One of Elkin’s department heads received a promotion in title Monday night as the board of commissioners voted to add the role and duties of assistant town manager to Adam McComb’s already held position of parks and recreation director.
No assistant town manager had been named since John Holcomb, who had served as finance director and assistant town manager, was promoted to town manager, keeping his role of finance director. But that changed during Monday’s commissioners meeting as those duties and title were bestowed by McComb through a change in the town’s personnel job descriptions in a unanimous vote following a motion by Commissioner J.L. Lowe and second from Commissioner Dr. Skip Whitman.
At this point, the new role does not include any immediate pay increases, although Holcomb expects that to be worked out as McComb gradually takes over the duties of assistant town manager.
In addition to the new job description for McComb, a job description was approved for the new role of fire recruitment and retention coordinator, a full-time position with the fire department which will be fully funded for four years through the recent SAFER grant received by the town’s fire department.
Along with the new job descriptions being approved, the commissioners unanimously approved the changes to the salary schedule for town employees to accommodate those.
The title of assistant town manager/recreation and parks director will fall in the salary range of $53,265 to $76,094, while the fire recruitment and retention coordinator is in the $37,855 to $54,078 range. The SAFER grant funds the coordinator role at about $41,000 a year, Holcomb reported.

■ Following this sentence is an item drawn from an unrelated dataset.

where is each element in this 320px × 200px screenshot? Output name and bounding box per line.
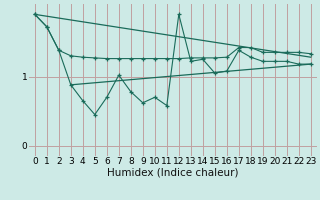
X-axis label: Humidex (Indice chaleur): Humidex (Indice chaleur) [107,168,238,178]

Also during Monday’s meeting, the board approved the rezoning of property at 943 N. Bridge St., from R-12 Residential to B-2 Highway Business.
A public hearing was held prior to the vote, but no one spoke for or against the action. According to town Planning Director George Crater, the neighbors were at the town planning board meeting when the recommendation for approval was given for the commissioners’ action, and the neighbors were in favor of the rezoning.
A small portion of the property, which sits off the roadway behind a barbecue restaurant and the former location of US Safety of NC, will remain zoned R-12.
Martha Smith, branch librarian at the Elkin Public Library, gave a short report on the status of the library attendance and use during the 2015-16 fiscal year and thanked the commissioners for their contribution to the library budget.
“We have had an increase in people entering the library and the number of items circulated,” Smith said.
She reported that 54,500 items were circulated during the year, a seven-percent increase over the previous year. Also, the number of people through the door increased to 40,300, a six-percent increase; and there were 11,200 program attendees, which was a 26-percent increase.
Smith credited two things for the jumps — more programs being offered and the Northwestern Regional Library joining the Cardinal program, which provides more offerings for library patrons to check out.
Ed Lankford, a resident of Woodrun Apartments, which is just off CC Camp Road/N.C. 268 Bypass near its intersection with North Bridge Street, addressed the commissioners during the public comments session. He expressed his concern with the road noise from the use of jake brakes, or engine brakes, by tractor-trailer drivers in town as well as the trucks’ use of straight pipes without mufflers, noting that federal law requires them to use mufflers.
Lankford, who said he was a truck driver for many years, also shared his disdain for the noise at all hours of the day and night coming from the area of Sheetz, either from small cars with special mufflers that create noises, or from tractor-trailers who park there, or nearby at Food Lion, to sleep for the night and keep their refrigeration units and trucks running. He also took issue with the dumpster at Sheetz being emptied between 3 a.m. and 6 a.m.
Another noise problem Lankford highlighted was with vehicles at the car wash on North Bridge Street, who choose to air loud bass from their radio systems with their doors open while vacuuming their cars.
After doing research, Lankford said he learned the town can pass an ordinance and erect signs to prohibit the use of jake brakes in town, and he asked if the property owners near Sheetz can erect signs requesting no overnight parking by tractor-trailers.
Mayor Lestine Hutchens said the town officials would speak with Police Chief Monroe Wagoner about increasing patrol to monitor the sound in that area of town.